Like Ms. Nash, Ms. Sharrock said she “remembers pretty much every second of every day.”

“I remember at least 95 percent of the time.”

When she was younger, she said she was “so smart that it would embarrass me a little as a kid.”

Mrs Sharrock even claims she remembers the exact day she was born.

“I have a memory that I assume was my birth. I found myself just wrapped in a blanket and having my ankle cut off with a tag.

“Of course, that can’t be proven 100 percent for skeptics,” she said.

‘I had an intense curiosity. As a baby I didn’t know the word curiosity, but I wanted to know everything about everything.
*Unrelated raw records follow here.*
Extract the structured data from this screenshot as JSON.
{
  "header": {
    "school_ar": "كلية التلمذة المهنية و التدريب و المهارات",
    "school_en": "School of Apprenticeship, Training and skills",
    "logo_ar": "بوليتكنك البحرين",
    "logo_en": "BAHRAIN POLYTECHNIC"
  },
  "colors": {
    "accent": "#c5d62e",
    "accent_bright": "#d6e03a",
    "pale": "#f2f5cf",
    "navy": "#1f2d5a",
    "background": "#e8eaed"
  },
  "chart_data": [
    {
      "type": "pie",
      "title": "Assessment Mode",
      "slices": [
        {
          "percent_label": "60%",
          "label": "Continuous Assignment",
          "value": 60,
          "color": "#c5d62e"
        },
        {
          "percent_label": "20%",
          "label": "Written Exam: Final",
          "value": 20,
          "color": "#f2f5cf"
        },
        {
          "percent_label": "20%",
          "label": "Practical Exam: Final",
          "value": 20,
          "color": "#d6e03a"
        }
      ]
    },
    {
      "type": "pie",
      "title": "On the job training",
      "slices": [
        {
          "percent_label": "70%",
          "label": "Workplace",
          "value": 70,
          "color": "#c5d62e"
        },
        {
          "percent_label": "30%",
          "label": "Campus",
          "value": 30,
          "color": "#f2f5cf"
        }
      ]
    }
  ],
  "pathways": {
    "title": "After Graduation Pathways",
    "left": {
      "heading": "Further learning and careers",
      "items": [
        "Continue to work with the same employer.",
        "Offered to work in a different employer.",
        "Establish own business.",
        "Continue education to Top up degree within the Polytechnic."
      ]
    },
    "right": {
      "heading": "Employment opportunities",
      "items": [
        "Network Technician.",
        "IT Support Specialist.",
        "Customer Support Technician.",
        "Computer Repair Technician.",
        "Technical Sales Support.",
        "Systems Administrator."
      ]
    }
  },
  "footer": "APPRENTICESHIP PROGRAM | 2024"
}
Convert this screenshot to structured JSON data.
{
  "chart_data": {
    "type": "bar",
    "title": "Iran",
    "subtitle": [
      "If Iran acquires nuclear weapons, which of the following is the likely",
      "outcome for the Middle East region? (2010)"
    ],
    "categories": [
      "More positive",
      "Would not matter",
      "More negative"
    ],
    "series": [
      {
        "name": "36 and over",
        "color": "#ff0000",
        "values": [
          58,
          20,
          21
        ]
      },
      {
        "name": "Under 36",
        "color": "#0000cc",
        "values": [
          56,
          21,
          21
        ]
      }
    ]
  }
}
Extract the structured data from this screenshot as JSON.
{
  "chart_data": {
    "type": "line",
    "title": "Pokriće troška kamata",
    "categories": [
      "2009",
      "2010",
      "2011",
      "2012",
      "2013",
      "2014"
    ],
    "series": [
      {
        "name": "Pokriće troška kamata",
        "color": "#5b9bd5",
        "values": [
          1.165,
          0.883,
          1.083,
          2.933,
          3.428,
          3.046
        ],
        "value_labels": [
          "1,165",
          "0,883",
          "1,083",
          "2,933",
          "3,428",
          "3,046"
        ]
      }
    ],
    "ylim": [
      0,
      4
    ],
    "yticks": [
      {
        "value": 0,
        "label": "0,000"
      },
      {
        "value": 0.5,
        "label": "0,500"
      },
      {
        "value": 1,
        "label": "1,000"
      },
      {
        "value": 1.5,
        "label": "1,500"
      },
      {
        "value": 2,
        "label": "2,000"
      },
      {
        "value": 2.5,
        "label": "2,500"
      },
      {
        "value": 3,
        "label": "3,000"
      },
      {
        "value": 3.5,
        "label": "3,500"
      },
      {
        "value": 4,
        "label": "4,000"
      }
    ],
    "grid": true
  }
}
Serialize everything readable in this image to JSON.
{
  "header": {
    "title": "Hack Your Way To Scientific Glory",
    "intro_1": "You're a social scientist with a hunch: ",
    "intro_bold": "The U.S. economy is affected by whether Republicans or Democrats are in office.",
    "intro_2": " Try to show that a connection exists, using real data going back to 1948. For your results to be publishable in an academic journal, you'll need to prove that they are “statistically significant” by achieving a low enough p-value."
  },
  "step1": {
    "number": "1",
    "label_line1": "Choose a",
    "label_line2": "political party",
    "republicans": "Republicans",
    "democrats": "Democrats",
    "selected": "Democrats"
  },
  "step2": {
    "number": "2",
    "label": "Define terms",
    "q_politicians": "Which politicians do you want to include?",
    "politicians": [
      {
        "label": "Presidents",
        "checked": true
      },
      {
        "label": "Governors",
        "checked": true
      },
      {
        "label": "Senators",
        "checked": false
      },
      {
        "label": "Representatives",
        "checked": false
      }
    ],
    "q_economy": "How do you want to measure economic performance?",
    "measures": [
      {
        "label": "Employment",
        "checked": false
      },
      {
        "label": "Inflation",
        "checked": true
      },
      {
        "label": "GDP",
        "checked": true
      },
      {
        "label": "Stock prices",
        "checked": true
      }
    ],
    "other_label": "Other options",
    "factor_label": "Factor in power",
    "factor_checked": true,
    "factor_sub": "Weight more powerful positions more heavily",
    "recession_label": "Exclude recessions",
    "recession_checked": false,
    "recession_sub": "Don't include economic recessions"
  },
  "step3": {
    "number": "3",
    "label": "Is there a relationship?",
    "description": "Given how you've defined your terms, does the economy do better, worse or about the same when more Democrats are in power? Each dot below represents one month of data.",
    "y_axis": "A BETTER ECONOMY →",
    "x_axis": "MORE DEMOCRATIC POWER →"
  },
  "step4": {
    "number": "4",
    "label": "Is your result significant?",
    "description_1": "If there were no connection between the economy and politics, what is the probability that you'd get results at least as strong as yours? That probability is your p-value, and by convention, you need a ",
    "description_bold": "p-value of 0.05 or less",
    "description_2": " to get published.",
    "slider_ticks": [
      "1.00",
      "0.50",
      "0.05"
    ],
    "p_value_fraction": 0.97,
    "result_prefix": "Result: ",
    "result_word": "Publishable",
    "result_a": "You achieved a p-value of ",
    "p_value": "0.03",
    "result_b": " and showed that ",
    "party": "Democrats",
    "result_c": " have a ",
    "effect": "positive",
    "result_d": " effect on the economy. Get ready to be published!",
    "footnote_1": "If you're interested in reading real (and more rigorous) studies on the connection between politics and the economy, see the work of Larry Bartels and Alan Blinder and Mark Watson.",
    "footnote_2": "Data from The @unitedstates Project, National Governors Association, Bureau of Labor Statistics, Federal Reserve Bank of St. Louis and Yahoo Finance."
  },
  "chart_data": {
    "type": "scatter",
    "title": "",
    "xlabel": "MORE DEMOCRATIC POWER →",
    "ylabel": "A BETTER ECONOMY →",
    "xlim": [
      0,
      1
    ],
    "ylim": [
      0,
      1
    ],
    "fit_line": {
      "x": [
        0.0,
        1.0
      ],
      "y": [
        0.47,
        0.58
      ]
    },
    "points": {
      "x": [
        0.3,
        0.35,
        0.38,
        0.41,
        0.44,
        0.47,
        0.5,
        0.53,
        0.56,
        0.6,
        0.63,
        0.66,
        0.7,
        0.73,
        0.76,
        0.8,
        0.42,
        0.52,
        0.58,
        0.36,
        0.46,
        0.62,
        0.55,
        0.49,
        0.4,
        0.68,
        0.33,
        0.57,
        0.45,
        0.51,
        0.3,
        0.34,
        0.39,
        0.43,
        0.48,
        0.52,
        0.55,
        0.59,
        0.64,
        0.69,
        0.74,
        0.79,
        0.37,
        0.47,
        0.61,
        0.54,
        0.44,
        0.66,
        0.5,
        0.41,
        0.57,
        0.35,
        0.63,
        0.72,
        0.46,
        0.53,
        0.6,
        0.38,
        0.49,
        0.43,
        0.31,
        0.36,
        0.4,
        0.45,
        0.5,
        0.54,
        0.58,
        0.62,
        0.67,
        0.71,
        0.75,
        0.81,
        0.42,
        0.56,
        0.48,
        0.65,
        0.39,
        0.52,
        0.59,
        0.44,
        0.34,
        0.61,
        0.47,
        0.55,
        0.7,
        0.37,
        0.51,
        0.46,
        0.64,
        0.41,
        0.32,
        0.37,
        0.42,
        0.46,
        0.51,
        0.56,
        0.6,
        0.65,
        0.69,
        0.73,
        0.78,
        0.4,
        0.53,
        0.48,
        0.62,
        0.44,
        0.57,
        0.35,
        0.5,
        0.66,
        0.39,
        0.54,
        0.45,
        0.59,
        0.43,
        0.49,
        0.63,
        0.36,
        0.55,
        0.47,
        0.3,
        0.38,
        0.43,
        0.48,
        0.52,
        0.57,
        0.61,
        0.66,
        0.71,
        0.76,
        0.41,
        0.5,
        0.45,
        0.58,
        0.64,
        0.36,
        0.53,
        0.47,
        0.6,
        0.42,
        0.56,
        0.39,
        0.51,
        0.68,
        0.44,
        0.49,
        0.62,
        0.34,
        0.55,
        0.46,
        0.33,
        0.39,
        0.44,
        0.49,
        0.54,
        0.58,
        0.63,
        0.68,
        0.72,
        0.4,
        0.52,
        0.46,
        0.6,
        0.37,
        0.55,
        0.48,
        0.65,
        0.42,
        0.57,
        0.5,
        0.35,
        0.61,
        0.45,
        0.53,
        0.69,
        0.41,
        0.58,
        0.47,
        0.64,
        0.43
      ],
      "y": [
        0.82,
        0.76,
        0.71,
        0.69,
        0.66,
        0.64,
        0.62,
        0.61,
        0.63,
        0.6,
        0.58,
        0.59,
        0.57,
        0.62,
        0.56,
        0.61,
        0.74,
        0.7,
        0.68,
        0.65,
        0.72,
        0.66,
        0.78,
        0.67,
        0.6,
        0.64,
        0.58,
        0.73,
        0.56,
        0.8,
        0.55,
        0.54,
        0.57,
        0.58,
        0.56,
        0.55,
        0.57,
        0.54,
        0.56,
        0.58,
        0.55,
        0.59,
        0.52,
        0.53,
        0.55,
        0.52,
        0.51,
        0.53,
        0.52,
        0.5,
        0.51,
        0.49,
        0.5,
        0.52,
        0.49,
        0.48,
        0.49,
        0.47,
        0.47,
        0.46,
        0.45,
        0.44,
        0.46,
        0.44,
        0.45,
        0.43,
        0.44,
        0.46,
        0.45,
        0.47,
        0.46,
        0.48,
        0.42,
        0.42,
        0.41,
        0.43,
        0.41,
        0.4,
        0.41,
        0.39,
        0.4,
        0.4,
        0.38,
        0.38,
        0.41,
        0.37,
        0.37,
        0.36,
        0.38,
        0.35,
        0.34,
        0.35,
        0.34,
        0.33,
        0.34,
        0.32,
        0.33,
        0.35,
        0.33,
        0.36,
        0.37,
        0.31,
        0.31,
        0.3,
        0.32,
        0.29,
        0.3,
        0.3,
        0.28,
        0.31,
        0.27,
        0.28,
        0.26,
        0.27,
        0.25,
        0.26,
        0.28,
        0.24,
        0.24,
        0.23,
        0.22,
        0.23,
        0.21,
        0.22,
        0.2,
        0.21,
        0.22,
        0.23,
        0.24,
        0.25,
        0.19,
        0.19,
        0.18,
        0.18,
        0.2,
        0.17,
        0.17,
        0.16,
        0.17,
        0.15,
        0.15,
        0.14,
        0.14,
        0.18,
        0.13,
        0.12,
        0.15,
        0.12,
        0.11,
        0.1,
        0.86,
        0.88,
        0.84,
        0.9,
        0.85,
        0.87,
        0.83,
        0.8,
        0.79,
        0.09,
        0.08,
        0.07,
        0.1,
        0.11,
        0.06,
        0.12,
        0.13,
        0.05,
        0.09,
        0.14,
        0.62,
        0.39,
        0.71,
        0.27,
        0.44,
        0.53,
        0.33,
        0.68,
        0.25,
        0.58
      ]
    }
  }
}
I was probably about 5,000 percent more curious than I am now.”

Ms Sharrock also has autism, which heightens the sense of chaos that comes with being able to remember everything.

“I often get distracted by random flashbacks that pop into my mind, but they just come involuntarily,” she said.

When Mrs Sharrock was younger, she said she was ‘so smart it would embarrass me a bit as a child’
“I have a memory that I assume was my birth. I found myself just wrapped in a blanket and having my ankle cut off with a tag. “Of course that can’t be proven 100 percent for skeptics,” Ms Sharrock said

There are days she would like to forget, she said.

‘I have moments of self-pity where I think to myself: why do I have to have this memory disorder, why can’t I just forget certain things. It’s a curse to have.”

Research has found that, compared to normal people, people with the condition have a disruption in connectivity between the hippocampus – a part of the brain that plays a key role in learning and memory – and multiple networks used in sensing of salience – which decides which information is important – while participants were in a resting state.

This means people with HSAM may not be able to determine what information does not need to be stored, meaning they remember almost everything.

Some researchers have suggested that HSAM may be a special form of OCD because there are similarities between the structure of their brains and that of OCD patients.

Both have an enlarged caudate – which is involved in processes such as procedural learning.

There is a link between autobiographical memory and autism, because the sensory experience of some people with autism helps events become deeply entrenched in their memory.

Some people with autism also have a memory that is photographic or nearly photographic.